The files will be generated into the twitter-sentiment-dataset folder. After the first data preprocessing, create an output folder which will contain all the data associated to different sessions of the network:

mkdir output

Now everything is set up and you're ready to start using the network.

Usage

The simplest way to run the script is:

python twitter-sentiment-cnn.py

which will load the dataset in memory, create the computation graph and quit. Try to run the script like this to see if everything is set up correctly.
To run a training session on the full dataset (and save the result so that we can reuse the network later, or perform more training) run:

python twitter-sentiment-cnn.py --train --save

When the training in finished, we can test the network as follows:

# replace 'runYYYYMMDD-HHmmss' with the actual name of the run folder (not the path, just the name of the folder)
python twitter-sentiment-cnn.py --load runYYYYMMDD-HHmmss --custom_input 'I love neural networks!'

which will eventually output:

...
Processing custom input: I love neural networks!
Custom input evaluation: POS
Actual output: [ 0.19249919  0.80750078]
...

We can also fine tune the parameters to have different performance.
By running:

python twitter-sentiment-cnn.py -h

the script will output a list of all customizable session parameters.
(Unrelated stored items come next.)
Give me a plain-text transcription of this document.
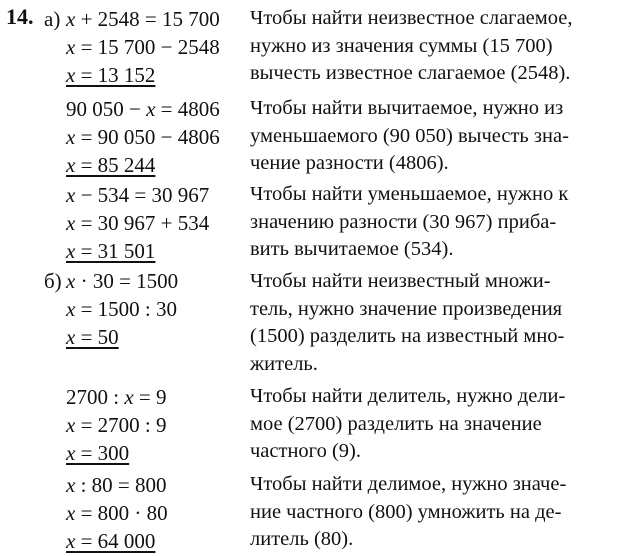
14. а)
б)
x + 2548 = 15 700
x = 15 700 − 2548
x = 13 152
Чтобы найти неизвестное слагаемое,
нужно из значения суммы (15 700)
вычесть известное слагаемое (2548).
90 050 − x = 4806
x = 90 050 − 4806
x = 85 244
Чтобы найти вычитаемое, нужно из
уменьшаемого (90 050) вычесть зна-
чение разности (4806).
x − 534 = 30 967
x = 30 967 + 534
x = 31 501
Чтобы найти уменьшаемое, нужно к
значению разности (30 967) приба-
вить вычитаемое (534).
x · 30 = 1500
x = 1500 : 30
x = 50
Чтобы найти неизвестный множи-
тель, нужно значение произведения
(1500) разделить на известный мно-
житель.
2700 : x = 9
x = 2700 : 9
x = 300
Чтобы найти делитель, нужно дели-
мое (2700) разделить на значение
частного (9).
x : 80 = 800
x = 800 · 80
x = 64 000
Чтобы найти делимое, нужно значе-
ние частного (800) умножить на де-
литель (80).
The parameters are:

  • train: whether the network should perform training (default: False)
  • save: save session checkpoints (default: False)
  • evaluate_batch: print the network output on a batch from the dataset (for debugging/educational purposes)
  • load: restore the given session if it exists (Pass the name of the session folder: runYYYMMDD-hhmmss)
  • custom_input: the program will print the network output for the given input string.
  • filter_sizes: comma-separated filter sizes for the convolution layer (default: '3,4,5')
  • reduced_dataset: use a reduced dataset to improve memory usage (default: 1; uses all dataset)
  • embedding_size: size of character embedding (default: 128)
  • num_filters: number of filters per filter size (default: 128)
  • batch_size: batch Size (default: 100)
  • epochs: number of training epochs (default: 3)
  • valid_freq: set how many times per epoch to perform validation testing (default: 1)
  • checkpoint_freq: set how many times per epoch to save the model (default: 1)
  • test_data_ratio: percentual of the dataset to be used for validation (default: 10)

Network description

The network implemented in this script is a single layer CNN structured as follows:

  • Embedding layer: takes in input the tweets (as strings) and maps each word to an n-space so that it is represented as a sparse vector (see word2vec).
  • Convolution layers: take as input the output of the previous layer and perform a convolution using an arbitrary number of filters of arbitrary size.
    Each layer is associated to a filter size and outputs to a single pooling layer (by defalut: 128 filters per filter size, sizes 3,4,5; this means that the network has 3 parallel conv+pool sections).
    Note that a filter size is the number of words that the filter covers.
  • Pooling layers: pool the output of a convolution layer using max-pooling.
  • Concat layer: concatenates the output of the different pooling layers into a single tensor.
  • Dropout layer: performs neuron dropout (some random neurons are not considered during the computation).
  • Output layer: fully connected layer associated to a weight and bias matrix that uses softmax as activation function to perform classification.

To have a better visualization of the network, first run a training session, then:

tensorboard --logdir output/runYYYYMMDD-HHmmss/summaries/

and then navigate to localhost:6006 from your browser (you'll see the TF computation graph in the Graph section).